Le déclin des spermatozoïdes fait jaser depuis les années 90, mais il est scientifiquement controversé. C'est qu'il est difficile de comparer des données recueillies avec des techniques d'il y a plusieurs décennies avec celles d'aujourd'hui. Les études précédentes portaient souvent sur un petit nombre d'hommes, dont plusieurs avaient des problèmes de fertilité, faussant ainsi les comparaisons. Pour tenter de trancher le débat, le docteur Levine et son équipe ont compilé les données provenant de 185 études différentes et regroupant 42 935 hommes. Bien qu'elle ne soit pas parfaite, cette méta-analyse est la plus importante réalisée à ce jour.
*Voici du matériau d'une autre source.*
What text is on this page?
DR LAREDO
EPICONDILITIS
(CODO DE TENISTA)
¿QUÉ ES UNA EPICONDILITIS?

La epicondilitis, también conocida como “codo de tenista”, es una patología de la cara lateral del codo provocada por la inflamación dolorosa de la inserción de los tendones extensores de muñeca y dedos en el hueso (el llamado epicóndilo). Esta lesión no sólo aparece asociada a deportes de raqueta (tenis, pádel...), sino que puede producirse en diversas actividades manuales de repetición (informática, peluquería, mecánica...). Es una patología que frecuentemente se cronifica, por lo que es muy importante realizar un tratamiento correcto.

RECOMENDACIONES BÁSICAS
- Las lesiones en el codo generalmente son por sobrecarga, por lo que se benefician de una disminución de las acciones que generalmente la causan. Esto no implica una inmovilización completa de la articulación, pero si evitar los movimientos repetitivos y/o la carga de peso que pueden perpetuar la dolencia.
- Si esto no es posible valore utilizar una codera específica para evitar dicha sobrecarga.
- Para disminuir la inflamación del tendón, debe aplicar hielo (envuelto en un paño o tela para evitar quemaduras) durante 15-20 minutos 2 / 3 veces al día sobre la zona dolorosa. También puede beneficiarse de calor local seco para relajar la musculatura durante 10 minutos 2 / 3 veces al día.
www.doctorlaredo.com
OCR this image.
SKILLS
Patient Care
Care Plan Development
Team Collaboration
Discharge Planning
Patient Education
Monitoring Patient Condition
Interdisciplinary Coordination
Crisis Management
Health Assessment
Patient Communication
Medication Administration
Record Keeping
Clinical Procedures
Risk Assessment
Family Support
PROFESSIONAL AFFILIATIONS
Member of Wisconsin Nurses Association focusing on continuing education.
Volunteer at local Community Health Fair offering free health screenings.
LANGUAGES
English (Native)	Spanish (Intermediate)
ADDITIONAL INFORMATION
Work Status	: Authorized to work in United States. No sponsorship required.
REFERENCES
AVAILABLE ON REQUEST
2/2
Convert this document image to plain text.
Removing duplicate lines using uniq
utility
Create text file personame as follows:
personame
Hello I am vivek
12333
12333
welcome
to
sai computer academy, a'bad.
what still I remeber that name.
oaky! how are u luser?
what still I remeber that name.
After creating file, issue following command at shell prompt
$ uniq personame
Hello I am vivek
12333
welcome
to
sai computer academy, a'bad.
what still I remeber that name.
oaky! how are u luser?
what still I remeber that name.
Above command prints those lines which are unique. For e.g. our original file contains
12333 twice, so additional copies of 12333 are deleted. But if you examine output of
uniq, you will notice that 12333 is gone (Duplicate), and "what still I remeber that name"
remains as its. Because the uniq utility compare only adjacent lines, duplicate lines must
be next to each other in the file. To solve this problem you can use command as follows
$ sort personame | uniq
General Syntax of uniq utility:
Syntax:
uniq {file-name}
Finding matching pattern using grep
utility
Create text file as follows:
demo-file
Seuls les hommes occidentaux sont touchés

Le déclin observé touche les hommes d'Europe, d'Amérique du Nord, d'Australie et de Nouvelle-Zélande. Il n'a pas été observé chez ceux d'Amérique du Sud, d'Asie et d'Afrique. Les données concernant ces derniers étaient peu nombreuses, ce qui rend les conclusions plus difficiles. «Statistiquement, on peut dire que le déclin dans les pays occidentaux est significativement plus fort. Mais on ne peut dire avec certitude s'il existe ou non un déclin dans les autres pays», dit le Dr Levine.

Le «canari dans la mine»

Comme une faible production de spermatozoïdes est associée à un risque accru de mortalité et de contraction de plusieurs maladies, les chercheurs croient que le déclin détecté pourrait être un signe que quelque chose cloche avec la santé des hommes en général. «C'est peut-être le canari dans la mine qui nous avertit de quelque chose de plus gros», dit le Dr Levine.

Un mystère scientifique

Les causes de cette baisse des spermatozoïdes sont encore inconnues. Les perturbateurs endocriniens provenant de certains médicaments, nettoyants et pesticides sont au banc des accusés. Le stress, l'obésité et le tabac aussi. Le cas du tabac semble contre-intuitif: dans les pays industrialisés, on fume moins aujourd'hui que dans les années 70. Sauf que des études suggèrent que la qualité du sperme d'un homme dépend davantage de la consommation de tabac de sa mère pendant sa grossesse que de la sienne. Il y aurait donc un décalage de plusieurs années entre ce qui affecte la qualité du sperme et sa détection. Dans tous les cas, le docteur Hagai Levine lance un appel à la recherche. «Il faut trouver scientifiquement ce qui se passe», dit-il.

Infertilité

L'Organisation mondiale de la santé considère comme «normale» une concentration de spermatozoïdes allant jusqu'à 15 millions par millilitre. Avec une moyenne de 47 millions de spermatozoïdes par millilitre en 2011, on pourrait penser que les hommes occidentaux n'ont pas encore à s'inquiéter. Le docteur Hagai ne voit cependant pas les choses de cette façon. «Quand votre moyenne baisse, c'est toute la courbe de distribution qui baisse, rappelle-t-il. Cela veut dire que la proportion d'hommes qui se retrouvent dans la catégorie d'infertilité ou de sous-fertilité augmente de façon très importante.» Selon lui, outre leur nombre, il est aussi possible que la qualité des spermatozoïdes soit affectée. «Quand une population décline, c'est souvent parce que les individus ne vont pas bien», compare-t-il.